A key difference of this approach compared to government directed tax and funding, is that the EBA will continually, independently and by using expert scientific methodology, assess technologies for their use to meet the aims of the EBA. The rate of income via the tax would only be made if it can be redeployed to strategies that can impact our emissions over the 20 to 40 year timeframes that something of this magnitude needs occur.
The benefit of this balanced input/output approach is that if we can move fast (healthy input), the EBA can move fast, but conversely it can avoid putting too much pressure on economic activity and can slow the rate of change if the burden becomes too high (unhealthy input). Over the time frame of 40 years we would expect times of great speed but also times of conservation of economic output. These times are not likely to be nicely synchronised to our political cycles, and this drives the need for an independant body, staffed with experts who can manage the day to day running of plan to meet these objectives, through a changing economic, technological and political landscape.
As we have seen with so many other major government projects that have to deal with technology, like the NBN, allowing the government to determine the technology as policy is not economically or technically ideal.
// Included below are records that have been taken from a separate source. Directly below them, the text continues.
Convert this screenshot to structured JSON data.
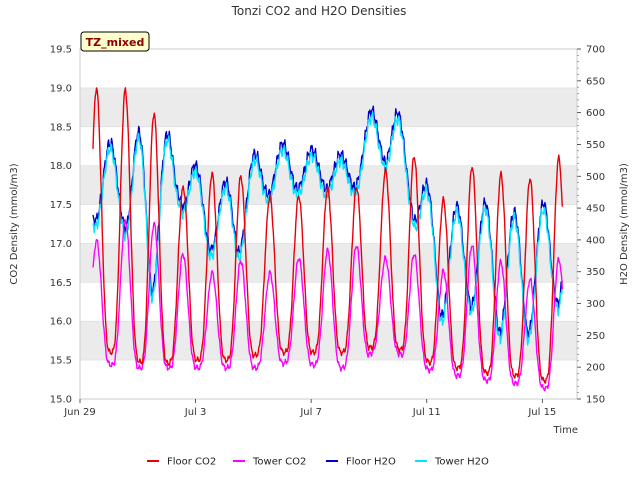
{
  "chart_data": {
    "type": "line",
    "title": "Tonzi CO2 and H2O Densities",
    "xlabel": "Time",
    "ylabel": "CO2 Density (mmol/m3)",
    "y2label": "H2O Density (mmol/m3)",
    "tag": "TZ_mixed",
    "xlim": [
      0,
      17.2
    ],
    "x_ticks": [
      {
        "x": 0,
        "label": "Jun 29"
      },
      {
        "x": 4,
        "label": "Jul 3"
      },
      {
        "x": 8,
        "label": "Jul 7"
      },
      {
        "x": 12,
        "label": "Jul 11"
      },
      {
        "x": 16,
        "label": "Jul 15"
      }
    ],
    "ylim": [
      15.0,
      19.5
    ],
    "y_ticks": [
      "15.0",
      "15.5",
      "16.0",
      "16.5",
      "17.0",
      "17.5",
      "18.0",
      "18.5",
      "19.0",
      "19.5"
    ],
    "y2lim": [
      150,
      700
    ],
    "y2_ticks": [
      "150",
      "200",
      "250",
      "300",
      "350",
      "400",
      "450",
      "500",
      "550",
      "600",
      "650",
      "700"
    ],
    "legend_position": "bottom",
    "colors": {
      "floor_co2": "#e8000b",
      "tower_co2": "#ff00ff",
      "floor_h2o": "#0000cc",
      "tower_h2o": "#00e5ff",
      "band": "#ebebeb"
    },
    "series": [
      {
        "name": "Floor CO2",
        "axis": "left",
        "color": "#e8000b",
        "peaks": [
          19.0,
          19.0,
          18.8,
          17.7,
          17.9,
          17.9,
          17.6,
          17.6,
          17.7,
          17.7,
          17.9,
          18.2,
          17.5,
          18.0,
          17.9,
          17.8,
          18.1
        ],
        "troughs": [
          15.6,
          15.6,
          15.4,
          15.5,
          15.5,
          15.5,
          15.6,
          15.6,
          15.6,
          15.6,
          15.7,
          15.6,
          15.4,
          15.4,
          15.3,
          15.3,
          15.2
        ]
      },
      {
        "name": "Tower CO2",
        "axis": "left",
        "color": "#ff00ff",
        "peaks": [
          17.0,
          17.3,
          17.3,
          16.9,
          16.6,
          16.8,
          16.6,
          16.8,
          16.9,
          17.0,
          16.8,
          16.9,
          16.6,
          17.0,
          16.8,
          16.5,
          16.8
        ],
        "troughs": [
          15.5,
          15.4,
          15.4,
          15.4,
          15.4,
          15.4,
          15.4,
          15.5,
          15.4,
          15.4,
          15.7,
          15.5,
          15.3,
          15.3,
          15.2,
          15.2,
          15.1
        ]
      },
      {
        "name": "Floor H2O",
        "axis": "right",
        "color": "#0000cc",
        "peaks": [
          530,
          570,
          570,
          565,
          480,
          500,
          560,
          545,
          540,
          530,
          650,
          560,
          430,
          470,
          450,
          440,
          470
        ],
        "troughs": [
          430,
          430,
          310,
          460,
          385,
          375,
          470,
          480,
          480,
          480,
          530,
          450,
          280,
          300,
          255,
          250,
          300
        ]
      },
      {
        "name": "Tower H2O",
        "axis": "right",
        "color": "#00e5ff",
        "peaks": [
          520,
          560,
          560,
          555,
          470,
          490,
          550,
          535,
          530,
          520,
          640,
          550,
          420,
          460,
          440,
          430,
          460
        ],
        "troughs": [
          420,
          420,
          300,
          450,
          375,
          365,
          460,
          470,
          470,
          470,
          520,
          440,
          270,
          290,
          245,
          240,
          290
        ]
      }
    ]
  }
}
A key advantage of removing these decisions from politicians will be that we are more likely to get better outcomes, by using experts to inform our investments of time and money.
Below are some suggested elements of the EBA. Certainly this is not a fully cooked plan, but it does give some ideas of how we could create this entity so that we can start our energy transformation.
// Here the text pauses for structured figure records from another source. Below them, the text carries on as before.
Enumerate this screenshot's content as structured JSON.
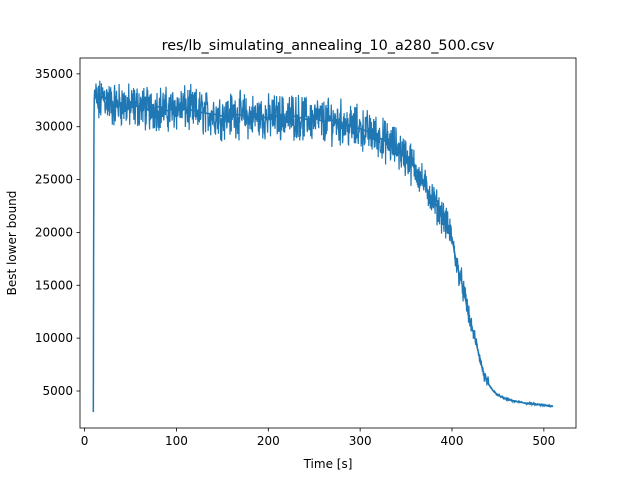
{
  "chart_data": {
    "type": "line",
    "title": "res/lb_simulating_annealing_10_a280_500.csv",
    "xlabel": "Time [s]",
    "ylabel": "Best lower bound",
    "xlim": [
      -5,
      535
    ],
    "ylim": [
      1500,
      36500
    ],
    "xticks": [
      0,
      100,
      200,
      300,
      400,
      500
    ],
    "yticks": [
      5000,
      10000,
      15000,
      20000,
      25000,
      30000,
      35000
    ],
    "grid": false,
    "series_color": "#1f77b4",
    "series": [
      {
        "x": [
          9.5,
          9.8,
          10.0,
          10.2,
          10.5,
          11,
          12,
          15,
          20,
          25,
          30,
          40,
          50,
          60,
          70,
          80,
          90,
          100,
          110,
          120,
          130,
          140,
          150,
          160,
          170,
          180,
          190,
          200,
          210,
          220,
          230,
          240,
          250,
          260,
          270,
          280,
          290,
          300,
          310,
          320,
          330,
          340,
          350,
          360,
          370,
          380,
          390,
          395,
          400,
          405,
          410,
          415,
          420,
          425,
          430,
          435,
          440,
          445,
          450,
          460,
          470,
          480,
          490,
          500,
          510
        ],
        "y": [
          3000,
          17000,
          24000,
          30000,
          32500,
          33500,
          32800,
          32000,
          33000,
          32500,
          32000,
          32200,
          31800,
          32000,
          31600,
          31900,
          31500,
          31800,
          31700,
          31500,
          31300,
          31200,
          31000,
          31200,
          31100,
          30900,
          31000,
          30800,
          31000,
          30900,
          31000,
          30700,
          30800,
          30500,
          30600,
          30400,
          30000,
          29800,
          29500,
          29000,
          28500,
          28000,
          27200,
          26000,
          24500,
          23000,
          21500,
          20500,
          19500,
          17000,
          15500,
          13500,
          11500,
          10000,
          8200,
          6400,
          5600,
          5000,
          4600,
          4200,
          4000,
          3850,
          3750,
          3650,
          3550
        ]
      }
    ]
  }
}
- Annual emissions reduction range
- IPCC and Paris agreement targets
- Can be back ended to allow technology and investment ramp up
- Working on 20 and 40 year timeframes
- Economic goals
- Create globally exportable technology
- Support Australian development of high value technology
- Create opportunities for foreign private and public partnerships
- Emissions tax rate: 0%-5%
- Variations for fuel types and usage types can be used to fine tune outcomes
- Target CPI: < 5%
- Australian annual spend on energy: $46b/year
- Emissions tax revenue estimates: $2b/year
- Emissions tax applicable to: CO2, CH4, O3, and other compounds as recommended by the CSIRO and IPCC
- Ability to sell government backed bonds to create the investment funds, returns funded by the tax.
- Interest Rates on lending: Goverment bond rates, government guaranteed
- Investment conditions: Locally developed IP or global JV so that some % of profit is returned to Australia
Reliable synchronous generation capacity with extremely low emissions
- Capacity factor >90%
- 20 year funding target $30b
- 40 year target grid capacity 80%
Unreliable asynchrounous generation capacity with extremely low emissions
- Capacity factor >20%
- 20 year funding target $5b
- 40 year target grid capacity 10%
Remaining generation capacity from exisiting extremely low and low emission sources (mostly hydro, with some wind, solar and gas for backup of thoses and additional VRE sources)
Other areas for Evidence, Experiments and Experts
The 3E model can be applied to other large government programs from health to social security. In fact there is already elements of this model existing today, however in the most part, much of the command and control is retained at the elected official or ministerial level. To some extent the public demands this however we should be ensuring it becomes the exception and that whenever politicians are acting as the experts, it is clear. Our governments must become boards of review for the most part and focus more time on ensuring evidence, experiment and experts are used as much as possible.